Floriade will be held in Commonwealth Park from September 11 to October 10, with 1 million bulbs and annuals being planted for Canberra's celebration of spring.
There are no plans, at this stage, for ticketed entry or timed sessions, like Enlighten earlier in the year, but that could change if necessary.
The event was not held in the park last year due to the COVID-19 pandemic.
Mr Barr said a return of Floriade to Commonwealth Park, with all the usual attractions and traders, would inject close to $50 million into the ACT economy and attract at least 500,000 visitors
"We think we might exceed that given we weren't able to run the event last year," he said.
The pandemic resulted in Floriade being distributed to the suburbs and that initiative proved so popular it has been repeated this year, with another 300,000 bulbs and annuals distributed to more than 90 community groups to plant; including schools, churches, aged care facilities and sporting clubs.
Floriade executive producer Vickii Cotter said people could expect all the usual attractions back in Commonwealth Park this year, including the amusement rides, sideshow alley, traders, cafes and food stalls and performances on Stage 88. Nightfest also returns.
And, of course, the flowers.
"All the heavy concentration [of plantings] is back in the park and we have smaller plantings out in the community," Ms Cotter said.
"We're hoping Covid will be kind and park can be the main base again. We're working closely with ACT Health to make sure we comply with anything that comes out."
She said the theme of "the future of flowers" opened up all kinds of ideas for the event.
"We're looking to celebrate sustainability, examine climate change. We're able to talk about plant-based health and wellness and also teaching our kids how to plant so we can have a future for ourselves," Ms Cotter said.
Canberra had shown it could cope with a big event in the face of a pandemic, when Enlighten was held successfully in autumn.
Ms Cotter said Enlighten had been "a great result".
She said at this stage, entry to Commonwealth Park would be the same as previous Floriades, without staggered sessions. But that could change.

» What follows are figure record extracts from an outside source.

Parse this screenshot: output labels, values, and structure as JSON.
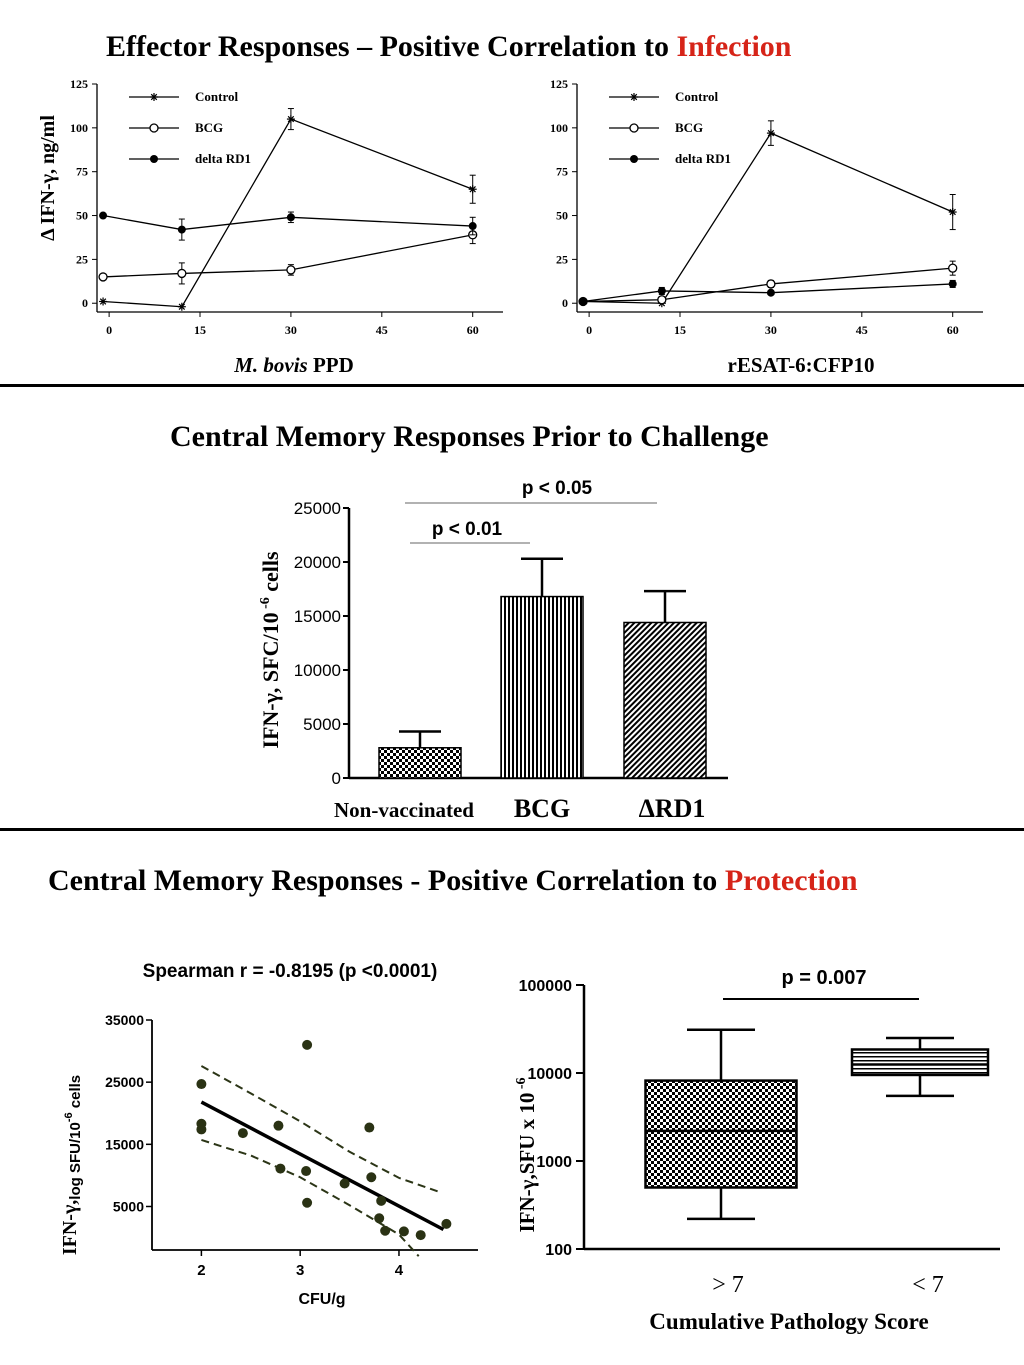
{
  "section1": {
    "title_pre": "Effector Responses",
    "title_dash": " – ",
    "title_mid": "Positive Correlation to ",
    "title_accent": "Infection",
    "accent_color": "#d62418"
  },
  "section2": {
    "title": "Central Memory Responses Prior to Challenge"
  },
  "section3": {
    "title_pre": "Central Memory Responses - Positive Correlation to ",
    "title_accent": "Protection",
    "accent_color": "#d62418"
  },
  "chart_data": [
    {
      "type": "line",
      "ylabel": "Δ IFN-γ, ng/ml",
      "xlabel_italic": "M. bovis",
      "xlabel_rest": " PPD",
      "xlim": [
        -2,
        65
      ],
      "ylim": [
        -5,
        125
      ],
      "xticks": [
        0,
        15,
        30,
        45,
        60
      ],
      "yticks": [
        0,
        25,
        50,
        75,
        100,
        125
      ],
      "series": [
        {
          "name": "Control",
          "marker": "star",
          "x": [
            -1,
            12,
            30,
            60
          ],
          "y": [
            1,
            -2,
            105,
            65
          ],
          "err": [
            0,
            0,
            6,
            8
          ]
        },
        {
          "name": "BCG",
          "marker": "open",
          "x": [
            -1,
            12,
            30,
            60
          ],
          "y": [
            15,
            17,
            19,
            39
          ],
          "err": [
            0,
            6,
            3,
            5
          ]
        },
        {
          "name": "delta RD1",
          "marker": "filled",
          "x": [
            -1,
            12,
            30,
            60
          ],
          "y": [
            50,
            42,
            49,
            44
          ],
          "err": [
            0,
            6,
            3,
            5
          ]
        }
      ]
    },
    {
      "type": "line",
      "xlabel": "rESAT-6:CFP10",
      "xlim": [
        -2,
        65
      ],
      "ylim": [
        -5,
        125
      ],
      "xticks": [
        0,
        15,
        30,
        45,
        60
      ],
      "yticks": [
        0,
        25,
        50,
        75,
        100,
        125
      ],
      "series": [
        {
          "name": "Control",
          "marker": "star",
          "x": [
            -1,
            12,
            30,
            60
          ],
          "y": [
            1,
            0,
            97,
            52
          ],
          "err": [
            0,
            0,
            7,
            10
          ]
        },
        {
          "name": "BCG",
          "marker": "open",
          "x": [
            -1,
            12,
            30,
            60
          ],
          "y": [
            1,
            2,
            11,
            20
          ],
          "err": [
            0,
            0,
            2,
            4
          ]
        },
        {
          "name": "delta RD1",
          "marker": "filled",
          "x": [
            -1,
            12,
            30,
            60
          ],
          "y": [
            1,
            7,
            6,
            11
          ],
          "err": [
            0,
            2,
            1,
            2
          ]
        }
      ]
    },
    {
      "type": "bar",
      "ylabel": "IFN-γ, SFC/10 -6 cells",
      "ylabel_main": "IFN-γ, SFC/10",
      "ylabel_sup": " -6",
      "ylabel_end": " cells",
      "ylim": [
        0,
        25000
      ],
      "yticks": [
        0,
        5000,
        10000,
        15000,
        20000,
        25000
      ],
      "categories": [
        "Non-vaccinated",
        "BCG",
        "ΔRD1"
      ],
      "values": [
        2800,
        16800,
        14400
      ],
      "errors": [
        1500,
        3500,
        2900
      ],
      "significance": [
        {
          "label": "p < 0.01",
          "from": 0,
          "to": 1
        },
        {
          "label": "p < 0.05",
          "from": 0,
          "to": 2
        }
      ]
    },
    {
      "type": "scatter",
      "title": "Spearman r = -0.8195 (p <0.0001)",
      "xlabel": "CFU/g",
      "ylabel_main": "IFN-γ,",
      "ylabel_sub": "log",
      "ylabel_mid": " SFU/10",
      "ylabel_sup": "-6",
      "ylabel_end": " cells",
      "xlim": [
        1.5,
        4.8
      ],
      "ylim": [
        -2000,
        35000
      ],
      "xticks": [
        2,
        3,
        4
      ],
      "yticks": [
        5000,
        15000,
        25000,
        35000
      ],
      "points": [
        [
          2.0,
          24700
        ],
        [
          2.0,
          18300
        ],
        [
          2.0,
          17400
        ],
        [
          2.42,
          16800
        ],
        [
          2.78,
          18000
        ],
        [
          2.8,
          11100
        ],
        [
          3.07,
          31000
        ],
        [
          3.06,
          10700
        ],
        [
          3.07,
          5600
        ],
        [
          3.45,
          8700
        ],
        [
          3.7,
          17700
        ],
        [
          3.72,
          9700
        ],
        [
          3.82,
          5900
        ],
        [
          3.8,
          3100
        ],
        [
          3.86,
          1100
        ],
        [
          4.05,
          1000
        ],
        [
          4.22,
          400
        ],
        [
          4.48,
          2200
        ]
      ],
      "fit": {
        "x": [
          2.0,
          4.45
        ],
        "y": [
          21800,
          1300
        ]
      },
      "ci_upper": {
        "x": [
          2.0,
          2.5,
          3.0,
          3.5,
          4.0,
          4.4
        ],
        "y": [
          27600,
          23200,
          18700,
          13800,
          9600,
          7400
        ]
      },
      "ci_lower": {
        "x": [
          2.0,
          2.5,
          3.0,
          3.5,
          4.0,
          4.2
        ],
        "y": [
          15700,
          13200,
          9700,
          5200,
          500,
          -3000
        ]
      }
    },
    {
      "type": "box",
      "ylabel": "IFN-γ,SFU x 10 -6",
      "ylabel_main": "IFN-γ,SFU x 10",
      "ylabel_sup": " -6",
      "xlabel": "Cumulative Pathology Score",
      "scale": "log",
      "ylim": [
        100,
        100000
      ],
      "yticks": [
        100,
        1000,
        10000,
        100000
      ],
      "categories": [
        "> 7",
        "< 7"
      ],
      "boxes": [
        {
          "min": 220,
          "q1": 500,
          "median": 2200,
          "q3": 8200,
          "max": 31000
        },
        {
          "min": 5500,
          "q1": 9500,
          "median": 12500,
          "q3": 18500,
          "max": 25000
        }
      ],
      "significance": {
        "label": "p = 0.007",
        "from": 0,
        "to": 1
      }
    }
  ]
}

"We've got lots of contingencies we're planning," Ms Cotter said.
"Our main focus is to get that entertainment back in and the stalls because people have missed out on a year's worth of income. So it's really good for lots of small businesses to be able to trade again at these kind of events."
Mr Barr was happy Floriade would continue to be celebrated in the suburbs - a positive legacy of the pandemic - saying it broadened the reach of the event and engaged the community. He had even done his bit.
"Last Saturday morning, I was out at Kingston shops doing some plantings; lugging soil back and forth in that area," he said.
He said the 34th Floriade, as with the others, was a celebration of spring and showcasing the city as it emerged from winter.
Mr Barr said the fact Floriade was an outdoor event helped with ensuring it was a Covid-safe event, reducing the risk of transmission. A plan would still be put to the ACT's chief health officer.
"It may be we need to restrict numbers at peak times," he said.